Date of this Version
Hames, Raymond. 1988. The Allocation of Parental Care among the Ye'kwana. In Human Reproductive Behaviour, edited by L. Betzig, M. Borgerhoff Mulder and P. Turke. Cambridge: Cambridge University Press.
It is well known that human children require more care or parental investment than any other primate species (Lancaster and Lancaster 1983).

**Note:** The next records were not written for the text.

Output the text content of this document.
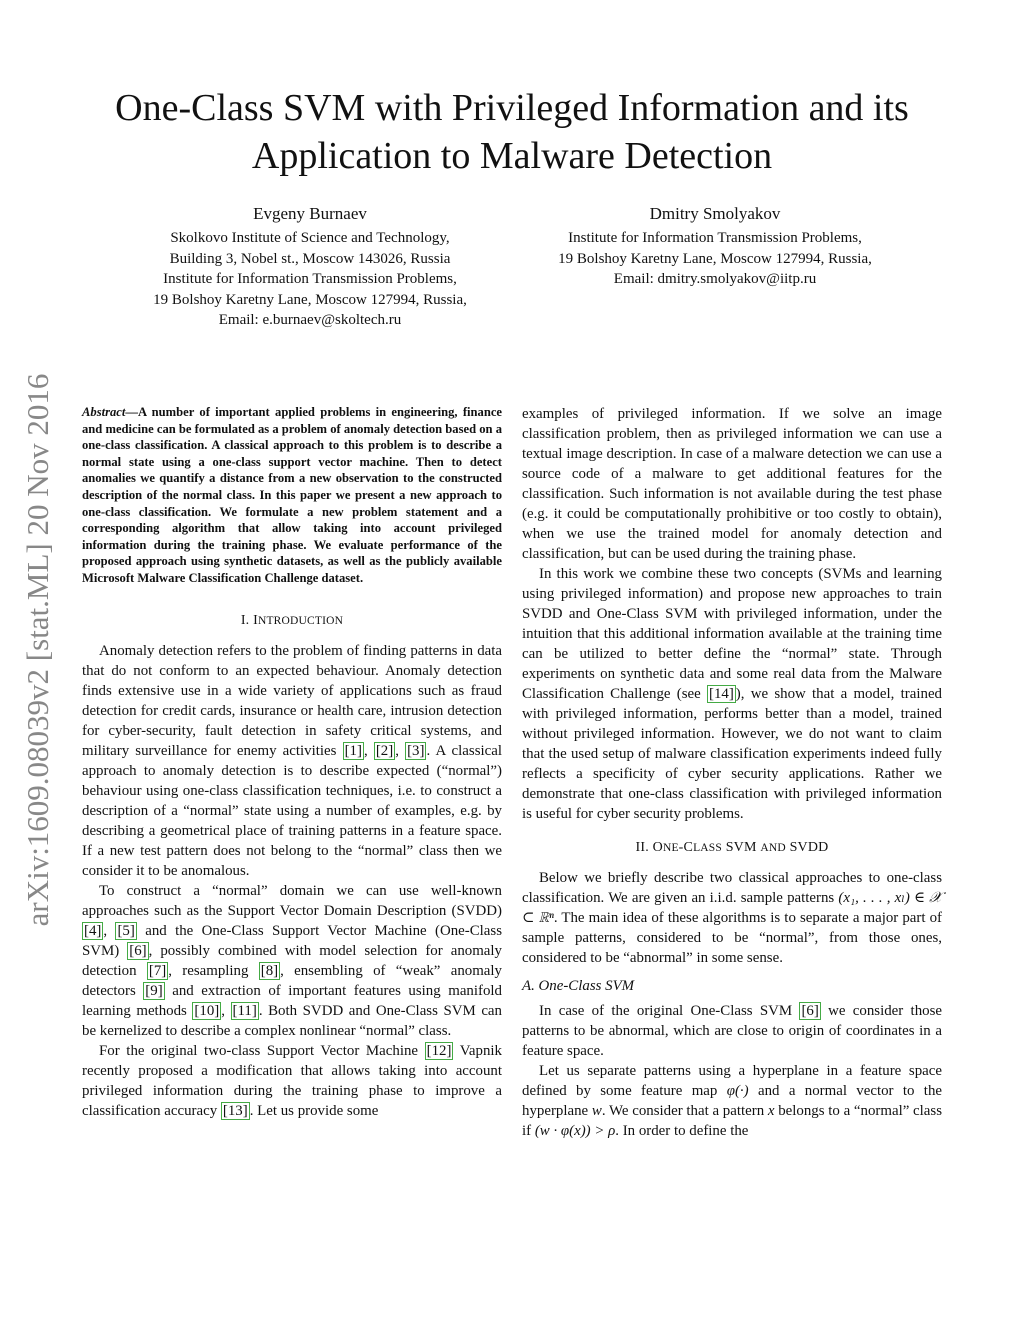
arXiv:1609.08039v2 [stat.ML] 20 Nov 2016
One-Class SVM with Privileged Information and its
Application to Malware Detection
Evgeny Burnaev
Skolkovo Institute of Science and Technology,
Building 3, Nobel st., Moscow 143026, Russia
Institute for Information Transmission Problems,
19 Bolshoy Karetny Lane, Moscow 127994, Russia,
Email: e.burnaev@skoltech.ru
Dmitry Smolyakov
Institute for Information Transmission Problems,
19 Bolshoy Karetny Lane, Moscow 127994, Russia,
Email: dmitry.smolyakov@iitp.ru

Abstract—A number of important applied problems in engineering, finance and medicine can be formulated as a problem of anomaly detection based on a one-class classification. A classical approach to this problem is to describe a normal state using a one-class support vector machine. Then to detect anomalies we quantify a distance from a new observation to the constructed description of the normal class. In this paper we present a new approach to one-class classification. We formulate a new problem statement and a corresponding algorithm that allow taking into account privileged information during the training phase. We evaluate performance of the proposed approach using synthetic datasets, as well as the publicly available Microsoft Malware Classification Challenge dataset.

I. INTRODUCTION

Anomaly detection refers to the problem of finding patterns in data that do not conform to an expected behaviour. Anomaly detection finds extensive use in a wide variety of applications such as fraud detection for credit cards, insurance or health care, intrusion detection for cyber-security, fault detection in safety critical systems, and military surveillance for enemy activities [1] , [2] , [3] . A classical approach to anomaly detection is to describe expected (“normal”) behaviour using one-class classification techniques, i.e. to construct a description of a “normal” state using a number of examples, e.g. by describing a geometrical place of training patterns in a feature space. If a new test pattern does not belong to the “normal” class then we consider it to be anomalous.

To construct a “normal” domain we can use well-known approaches such as the Support Vector Domain Description (SVDD) [4] , [5] and the One-Class Support Vector Machine (One-Class SVM) [6] , possibly combined with model selection for anomaly detection [7] , resampling [8] , ensembling of “weak” anomaly detectors [9] and extraction of important features using manifold learning methods [10] , [11] . Both SVDD and One-Class SVM can be kernelized to describe a complex nonlinear “normal” class.

For the original two-class Support Vector Machine [12] Vapnik recently proposed a modification that allows taking into account privileged information during the training phase to improve a classification accuracy [13] . Let us provide some

examples of privileged information. If we solve an image classification problem, then as privileged information we can use a textual image description. In case of a malware detection we can use a source code of a malware to get additional features for the classification. Such information is not available during the test phase (e.g. it could be computationally prohibitive or too costly to obtain), when we use the trained model for anomaly detection and classification, but can be used during the training phase.

In this work we combine these two concepts (SVMs and learning using privileged information) and propose new approaches to train SVDD and One-Class SVM with privileged information, under the intuition that this additional information available at the training time can be utilized to better define the “normal” state. Through experiments on synthetic data and some real data from the Malware Classification Challenge (see [14] ), we show that a model, trained with privileged information, performs better than a model, trained without privileged information. However, we do not want to claim that the used setup of malware classification experiments indeed fully reflects a specificity of cyber security applications. Rather we demonstrate that one-class classification with privileged information is useful for cyber security problems.

II. ONE-CLASS SVM AND SVDD

Below we briefly describe two classical approaches to one-class classification. We are given an i.i.d. sample patterns (x₁, . . . , xₗ) ∈ 𝒳 ⊂ ℝⁿ. The main idea of these algorithms is to separate a major part of sample patterns, considered to be “normal”, from those ones, considered to be “abnormal” in some sense.

A. One-Class SVM

In case of the original One-Class SVM [6] we consider those patterns to be abnormal, which are close to origin of coordinates in a feature space.

Let us separate patterns using a hyperplane in a feature space defined by some feature map φ(·) and a normal vector to the hyperplane w. We consider that a pattern x belongs to a “normal” class if (w · φ(x)) > ρ. In order to define the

While this dimension of human behavior is well documented in the psychological literature for Euroamerican populations (Babchuck et al. 1985), it has received scant, quantitative attention by anthropologists working among tribal populations (for exceptions see Whiting and Whiting 1975, Katz and Konner 1981, Hurtado et al. 1985, Hewlett, this volume (Chapter 16), Turke, this volume (Chapter 10)). The role of alloparental care (care of non-offspring children) has received even less quantitative attention by social scientists (for a review see Weisner and Gallimore 1977) although it has been a growing theoretical concern of evolutionary biologists (Skutch 1961, Brown 1978, Reidman 1982, Emlen 1984). The primary goal of this chapter is to describe the allocation of direct care to infants by sub-adults and adults among the Ye'kwana and to show that the degree to which an individual engages in caregiving correlates with options an individual has for enhancing his or her inclusive fitness.